An email QR code is a scannable image that stores a mailto: link. When someone scans it with a smartphone camera, their default email app opens with your address, subject line, and message body already filled in. The user reviews the draft and taps Send. Email QR codes work on packaging, receipts, business cards, and digital screens wherever you want frictionless contact.
A mailto QR code encodes a mailto: URL—the standard email URI scheme defined in RFC 6068. Scanning opens the compose window in Gmail, Outlook, Apple Mail, or any mailto-compatible app. Every email QR code is technically a mailto QR code; the QR image is simply how users access the link without typing.
No. An email QR code opens a pre-filled email draft; the user must confirm and tap Send. The code cannot send email without user action, read inboxes, or access passwords. This is standard mailto: behavior on iPhone, Android, Windows, and Mac.
Yes. iPhone Camera reads email QR codes without a special app. iOS passes the mailto: link to the default mail client—Apple Mail, Gmail, or Outlook depending on user settings. Pre-filled To, Subject, and Body fields appear in the compose screen.
Yes. Android opens Gmail, Samsung Email, Outlook, or another default handler when a mailto: QR code is scanned. No browser step is required on most devices. Test your code on Gmail and one alternate client before bulk printing.
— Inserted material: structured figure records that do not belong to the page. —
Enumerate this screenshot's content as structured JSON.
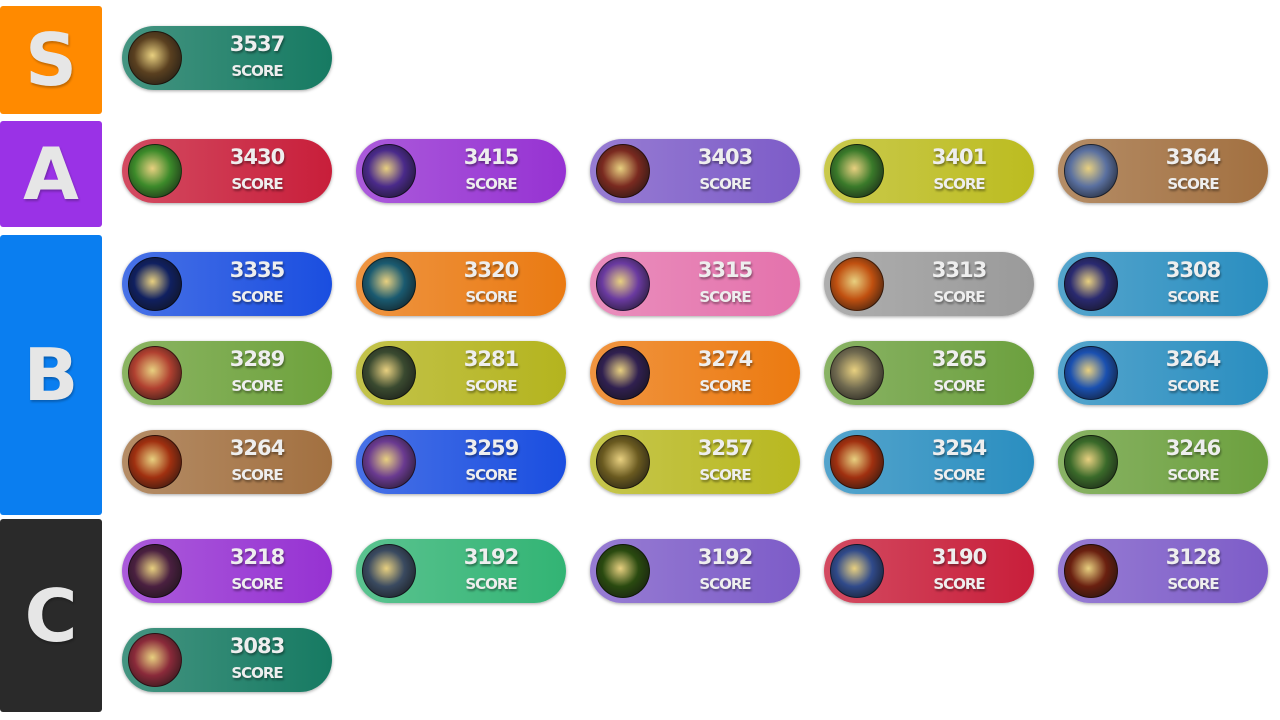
{
  "score_label": "SCORE",
  "tiers": [
    {
      "label": "S",
      "color": "#ff8a00",
      "rows": [
        [
          {
            "score": "3537",
            "color": "#167a62",
            "icon": "#5a4020"
          }
        ]
      ]
    },
    {
      "label": "A",
      "color": "#9a32e6",
      "rows": [
        [
          {
            "score": "3430",
            "color": "#c81e3a",
            "icon": "#3c8a2a"
          },
          {
            "score": "3415",
            "color": "#9632d2",
            "icon": "#4a2a8a"
          },
          {
            "score": "3403",
            "color": "#7d5cc8",
            "icon": "#7a2a20"
          },
          {
            "score": "3401",
            "color": "#bcbc20",
            "icon": "#3a7a2a"
          },
          {
            "score": "3364",
            "color": "#a27040",
            "icon": "#5a70a0"
          }
        ]
      ]
    },
    {
      "label": "B",
      "color": "#0a7ef0",
      "rows": [
        [
          {
            "score": "3335",
            "color": "#1a4ee0",
            "icon": "#102060"
          },
          {
            "score": "3320",
            "color": "#ea7a12",
            "icon": "#1a5a70"
          },
          {
            "score": "3315",
            "color": "#e472ac",
            "icon": "#6a3aa0"
          },
          {
            "score": "3313",
            "color": "#9a9a9a",
            "icon": "#c05010"
          },
          {
            "score": "3308",
            "color": "#2a8ec0",
            "icon": "#2a2a70"
          }
        ],
        [
          {
            "score": "3289",
            "color": "#6ea23c",
            "icon": "#b04030"
          },
          {
            "score": "3281",
            "color": "#b4b41e",
            "icon": "#3a4a30"
          },
          {
            "score": "3274",
            "color": "#ec7a10",
            "icon": "#302050"
          },
          {
            "score": "3265",
            "color": "#6ca03e",
            "icon": "#706a50"
          },
          {
            "score": "3264",
            "color": "#2a8ec0",
            "icon": "#1a50b0"
          }
        ],
        [
          {
            "score": "3264",
            "color": "#a27040",
            "icon": "#a03010"
          },
          {
            "score": "3259",
            "color": "#1a4ee0",
            "icon": "#6a3a90"
          },
          {
            "score": "3257",
            "color": "#b8b820",
            "icon": "#6a5a20"
          },
          {
            "score": "3254",
            "color": "#2a8ec0",
            "icon": "#a03010"
          },
          {
            "score": "3246",
            "color": "#6ca03e",
            "icon": "#3a6a2a"
          }
        ]
      ]
    },
    {
      "label": "C",
      "color": "#2a2a2a",
      "rows": [
        [
          {
            "score": "3218",
            "color": "#9632d2",
            "icon": "#4a2040"
          },
          {
            "score": "3192",
            "color": "#32b474",
            "icon": "#3a4a60"
          },
          {
            "score": "3192",
            "color": "#7d5cc8",
            "icon": "#2a4a10"
          },
          {
            "score": "3190",
            "color": "#c81e3a",
            "icon": "#304a8a"
          },
          {
            "score": "3128",
            "color": "#7d5cc8",
            "icon": "#6a2010"
          }
        ],
        [
          {
            "score": "3083",
            "color": "#167a62",
            "icon": "#8a2a3a"
          }
        ]
      ]
    }
  ]
}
Yes. Gmail on Android and iPhone handles mailto: links from QR codes. When Gmail is the default mail app, scanning opens a pre-filled compose screen. Google Workspace inboxes receive messages the same way—use subject prefixes like "Support Request" for routing in shared inboxes or help desk tools.
Yes. Microsoft Outlook on Windows, Mac, iOS, and Android supports mailto: QR codes. When Outlook is the default client, scanning opens a pre-filled message—common in Microsoft 365 and Exchange business environments. The same QR code works across platforms.
Yes. Add any default subject in the email QR code generator. The mailto: link encodes it using URL encoding (spaces become %20). Subjects like "Product Support" or "Warranty Claim" help your team sort incoming messages in Gmail, Outlook, or Zendesk.
Yes. Include a template body with fields such as Name, Order Number, or Issue Description. Users can edit before sending. Keep bodies concise—very long mailto URLs may truncate in some email clients. A generator handles URL encoding automatically.
Yes. Mailto supports multiple addresses in To, plus CC and BCC parameters. Enter additional recipients in the generator and they appear pre-filled when the user scans. Useful for routing warranty claims to both support@ and claims@ simultaneously.